Figure : Ouragan Irma, Vents > 280 km/h, Source AFP, 2017

  • Impacts du changement climatique pour les bâtiments

Les services qu’apportent un bâtiment peuvent être partiellement ou totalement affectés, de manière ponctuelle ou permanente, par les risques auxquels il est exposé. L’impact de l’évolution tendancielle et des aléas climatiques, compte tenu de la vulnérabilité du bâtiment peut-être décrite par l’exemple suivant pour quelques aléas.   

Table : Exemple de matrice d’analyse des risques et impacts climatiques sur les usages

Comme l’illustrent les exemples dans la colonne de droite, l’adaptation et la résilience des bâtiments dépendent non seulement de leur conception, mais aussi du comportement des utilisateurs.

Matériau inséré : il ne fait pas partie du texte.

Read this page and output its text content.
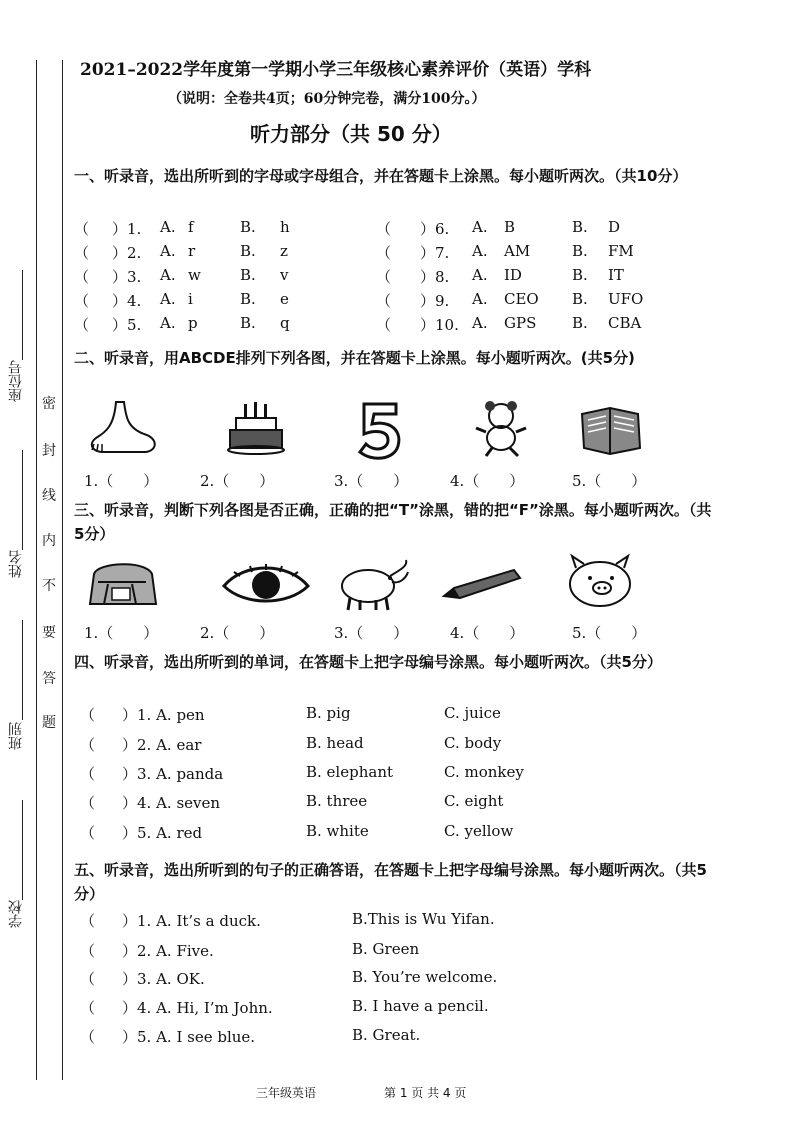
座位号
姓名
班别
学校
密
封
线
内
不
要
答
题
2021–2022学年度第一学期小学三年级核心素养评价（英语）学科
（说明：全卷共4页；60分钟完卷，满分100分。）
听力部分（共 50 分）
一、听录音，选出所听到的字母或字母组合，并在答题卡上涂黑。每小题听两次。（共10分）
（ ）1. A. f	B. h	（ ）6. A. B	B. D
（ ）2. A. r	B. z	（ ）7. A. AM	B. FM
（ ）3. A. w	B. v	（ ）8. A. ID	B. IT
（ ）4. A. i	B. e	（ ）9. A. CEO B. UFO
（ ）5. A. p	B. q	（ ）10. A. GPS B. CBA
二、听录音，用ABCDE排列下列各图，并在答题卡上涂黑。每小题听两次。(共5分)
1.（　　）	2.（　　）	3.（　　）	4.（　　）	5.（　　）
三、听录音，判断下列各图是否正确，正确的把“T”涂黑，错的把“F”涂黑。每小题听两次。（共5分）
1.（　　）	2.（　　）	3.（　　）	4.（　　）	5.（　　）
四、听录音，选出所听到的单词，在答题卡上把字母编号涂黑。每小题听两次。（共5分）
（ ）1. A. pen	B. pig	C. juice
（ ）2. A. ear	B. head	C. body
（ ）3. A. panda	B. elephant	C. monkey
（ ）4. A. seven	B. three	C. eight
（ ）5. A. red	B. white	C. yellow
五、听录音，选出所听到的句子的正确答语，在答题卡上把字母编号涂黑。每小题听两次。（共5分）
（ ）1. A. It’s a duck.	B.This is Wu Yifan.
（ ）2. A. Five.	B. Green
（ ）3. A. OK.	B. You’re welcome.
（ ）4. A. Hi, I’m John.	B. I have a pencil.
（ ）5. A. I see blue.	B. Great.
三年级英语	第 1 页 共 4 页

Mieux intégrer l’adaptation au changement climatique dans la planification de la conception et de la mise en œuvre des bâtiments, dans une perspective de cycle de vie

Le sujet de l’adaptation au changement climatique est récent pour le secteur de la construction. Comme pour d’autres enjeux, il est utile de le prendre en compte explicitement dès la phase initiale du projet de construction et/ou de rénovation, dans une perspective de cycle de vie. La période couverte peut-être de quelques années, par exemple pour un bâtiment d’activité, ou de plusieurs siècles pour un bâtiment culturel.

Sa prise en compte peut s’appuyer sur des dispositions réglementaires ou volontaires, référentiels, méthodes, outils, et capacités des acteurs de la construction.

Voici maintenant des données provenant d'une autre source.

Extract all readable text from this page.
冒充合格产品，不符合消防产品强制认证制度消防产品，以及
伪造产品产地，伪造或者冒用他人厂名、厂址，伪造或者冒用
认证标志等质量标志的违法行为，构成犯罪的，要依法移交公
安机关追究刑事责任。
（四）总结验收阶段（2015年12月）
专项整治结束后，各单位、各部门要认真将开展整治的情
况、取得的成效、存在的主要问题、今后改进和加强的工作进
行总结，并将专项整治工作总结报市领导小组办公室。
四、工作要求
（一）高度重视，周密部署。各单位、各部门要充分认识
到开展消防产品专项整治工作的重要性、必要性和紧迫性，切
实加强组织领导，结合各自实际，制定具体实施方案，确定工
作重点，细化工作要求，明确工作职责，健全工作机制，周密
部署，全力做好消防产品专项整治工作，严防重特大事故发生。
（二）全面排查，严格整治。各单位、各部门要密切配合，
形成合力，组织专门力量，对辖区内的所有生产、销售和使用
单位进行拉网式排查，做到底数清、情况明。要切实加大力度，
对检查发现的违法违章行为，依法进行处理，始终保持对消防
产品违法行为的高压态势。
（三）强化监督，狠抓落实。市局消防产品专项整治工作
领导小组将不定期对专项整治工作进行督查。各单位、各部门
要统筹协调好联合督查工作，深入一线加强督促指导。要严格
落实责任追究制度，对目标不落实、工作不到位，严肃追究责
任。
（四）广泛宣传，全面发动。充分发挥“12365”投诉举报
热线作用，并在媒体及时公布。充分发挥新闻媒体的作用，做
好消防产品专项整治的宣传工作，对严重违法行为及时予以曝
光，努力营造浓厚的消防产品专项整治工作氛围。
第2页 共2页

  • Pour les projets de construction soumis à une étude d’impact environnementale règlementaire, depuis 2018, en relation avec les documents de planification territoriale et urbaine, le code de l’environnement impose en son article 122-5 l’évaluation « Des incidences du projet sur le climat et de la vulnérabilité du projet au changement climatique ». Bien que récente, cette disposition installe les nouveaux projets de construction concernés dans le contexte de l’adaptation au changement climatique.
  • La préfiguration de la RE2020 avec le référentiel E+C-, applicable à tous les bâtiments de plus de 50 m2 pour l’ensemble des typologies concernées, prévoit d’intégrer une exigence de confort d’été, en s’appuyant sur données météorologiques récentes, tenant mieux compte des épisodes caniculaires. Cette disposition permet de mieux répondre au constat d’une évolution tendancielle de la température moyenne annuelle avec une fréquence, une intensité et une durée de période caniculaire plus longue.
  • S’il existe depuis 2019 une norme d’adaptation au changement pour les organisations « Adaptation au changement climatique — Principes, exigences et lignes directrices - ISO 14090 : 2019 », une déclinaison pour les ouvrages de construction n’est pas encore disponible.
  • Les méthodes actuelles sont donc généralement développées par des organisations publiques ou privées, laissant aux applicateurs la responsabilité d’intégrer de manière proportionnée le niveau d’exigence à prendre en compte pour répondre aux attentes des maîtres d’ouvrages et des parties concernées. De ce point de vue, les référentiels de bâtiments durables prévoient dorénavant une rubrique d’exigences pour l’adaptation au changement climatique (HQE ®, LEED ®, BD, …).
  • Des outils ont été développés depuis quelques années en France, combinant des moyens d’évaluation numériques, des bases de données et des fiches pratiques reposant sur des retours d’expériences, tels que :

- Le Diagnostic de Performance Résilience (DPR), proposé par la Mission des Risques Naturels

- Le Diagnostic de site BAT-ADAPT, proposé par l’Observatoire de l’immobilier durable

- Les fiches outils Vulnérabilité, mises à disposition par l’Association Qualité Construction

  • De par ses dimensions transversale et spécifiques à chacun des risques climatiques, la capacité des acteurs sur ces sujets est appelée à se développer, notamment pour :

- la planification, l’assistance, l’évaluation, la conception, l’ingénierie, la vérification, l‘assurance

- l’aménagement de la parcelle, les sols, sous-sol, l’eau et le végétal

- la construction de l’ouvrage

- les composants de l’ouvrage

- la gestion, l’entretien, la rénovation

- les usages

Le champ de l’adaptation au changement climatique pour le cadre bâti émerge progressivement, tant au niveau de la programmation, du diagnostic, des préconisations, que de la conception et de l’ingénierie de projet de construction.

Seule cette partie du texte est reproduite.